JellyFilter is an idea for technology that proposes a filtration system using a mucus secretion from jellyfish, which has been found to absorb nanoplastics. The nanoplastic-absorbing protein in the mucus will be transferred to transgenic bacteria, which harvests these proteins and will be attached to the inside of the water pipes allowing for the collection of nanoplastics from water running through the pipes. 

N4NO (Nanocarriers for Neuroprosthetic Optimization) – a novel noninvasive neural dust insertion method through cerebrospinal-fluid route via micelles for neuroprosthetic aid

Created by Yvonne Shih (11th grade), Vishnu Vanapalli (11th grade), Amy Lei (11th grade), and Arianna Lee (11th grade) of North Carolina School of Science and Math in Durham, North Carolina. Supported by Coach Letitia Hubbard

N4NO is an idea that provides a minimally invasive way to deliver tiny neural dust “mote” BCIs to specific brain locations using polymeric nanocarrier micelles injected into the cerebrospinal fluid, Once released, the mote wraps around a specific nerve, enabling accurate data recording of brain activity and nerve stimulation. With neurofeedback and AI modeling, patients can control neuroprosthetics without craniotomy dangers. 

GlaucoGlasses: Ultrasound Embedded Spectacles for Glaucoma Management

Created by Soham Chakrabory (11th grade), Jeffery Zhang (12th grade), Bandon Ling (12th grade), and Owen Choy (12th grade) of University of Toronto Schools in Toronto, Ontario. Supported by Coach Maria Nino-Soto

GlaucoGlasses is an idea for glasses that offer a solution for glaucoma management. GlaucoGlasses is a wearable biosensor designed as spectacles embedded with ultrasonic technology to monitor and manage intraocular pressure (IOP). GlaucoGlasses represents an innovation in ocular healthcare, offering hope to millions worldwide affected by glaucoma and revolutionizing the approach to treating this disease. 

mAbLab: A Deep Learning Approach

Created by Shashank Kamal (11th grade) and Abhinav Gutha (11th grade) of Centennial High School in Frisco, Texas. Supported by Coach Sean Oschmann

mAbLab is an idea for a new method for designing customized monoclonal antibody sequences targeting specific epitopes. It uses an encoder-decoder transformer model leveraging vast datasets and sophisticated algorithms to predict ideal antibody sequences. 
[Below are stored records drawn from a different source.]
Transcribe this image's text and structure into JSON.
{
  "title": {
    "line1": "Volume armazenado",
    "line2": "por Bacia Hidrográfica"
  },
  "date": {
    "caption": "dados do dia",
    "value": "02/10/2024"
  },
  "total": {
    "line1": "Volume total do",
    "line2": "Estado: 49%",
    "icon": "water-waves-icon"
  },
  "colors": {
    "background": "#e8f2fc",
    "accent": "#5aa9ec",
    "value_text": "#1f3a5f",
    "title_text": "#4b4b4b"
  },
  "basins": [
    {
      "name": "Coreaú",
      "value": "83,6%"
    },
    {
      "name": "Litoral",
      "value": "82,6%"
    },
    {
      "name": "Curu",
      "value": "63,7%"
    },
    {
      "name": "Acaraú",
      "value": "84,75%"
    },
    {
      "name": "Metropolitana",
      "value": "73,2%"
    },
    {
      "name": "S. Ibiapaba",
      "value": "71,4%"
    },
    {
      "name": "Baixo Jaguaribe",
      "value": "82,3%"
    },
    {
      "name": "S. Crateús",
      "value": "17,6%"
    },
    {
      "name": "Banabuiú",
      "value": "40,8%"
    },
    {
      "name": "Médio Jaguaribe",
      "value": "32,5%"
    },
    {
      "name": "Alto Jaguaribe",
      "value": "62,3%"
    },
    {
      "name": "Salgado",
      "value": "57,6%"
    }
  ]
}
Amylopectin-Derived Skin Graft Seeded with CRISPR-Modified Stem Cells and Carbon Nanodots for Burn Wounds

Created by Hami Doan (12th grade), James Nguyen (12th grade), and Andrea Calderon (12th grade) of Westminster High School in Westminster, California. Supported by Teacher Kim Gonzalez and Coach Huy Pham

Amylopectin-Derived Skin Graft Seeded with CRISPR-Modified Stem Cells and Carbon Nanodots for Burn Wounds is an idea for an amylopectin-based gel that contains healing factors to further heal burn wounds, reducing the need for frequent graft replacements and improving patient outcomes. Nitrogen-doped carbon dots are implanted to enhance antimicrobial activity. This gel gradually releases enzymes for precise wound cleaning and promotes faster healing.

While the national winners will be announced in early May, all regional winners will be participating in ceremonies between mid-April and early May this year. The national winning teams will be participating in the weekend celebration in June.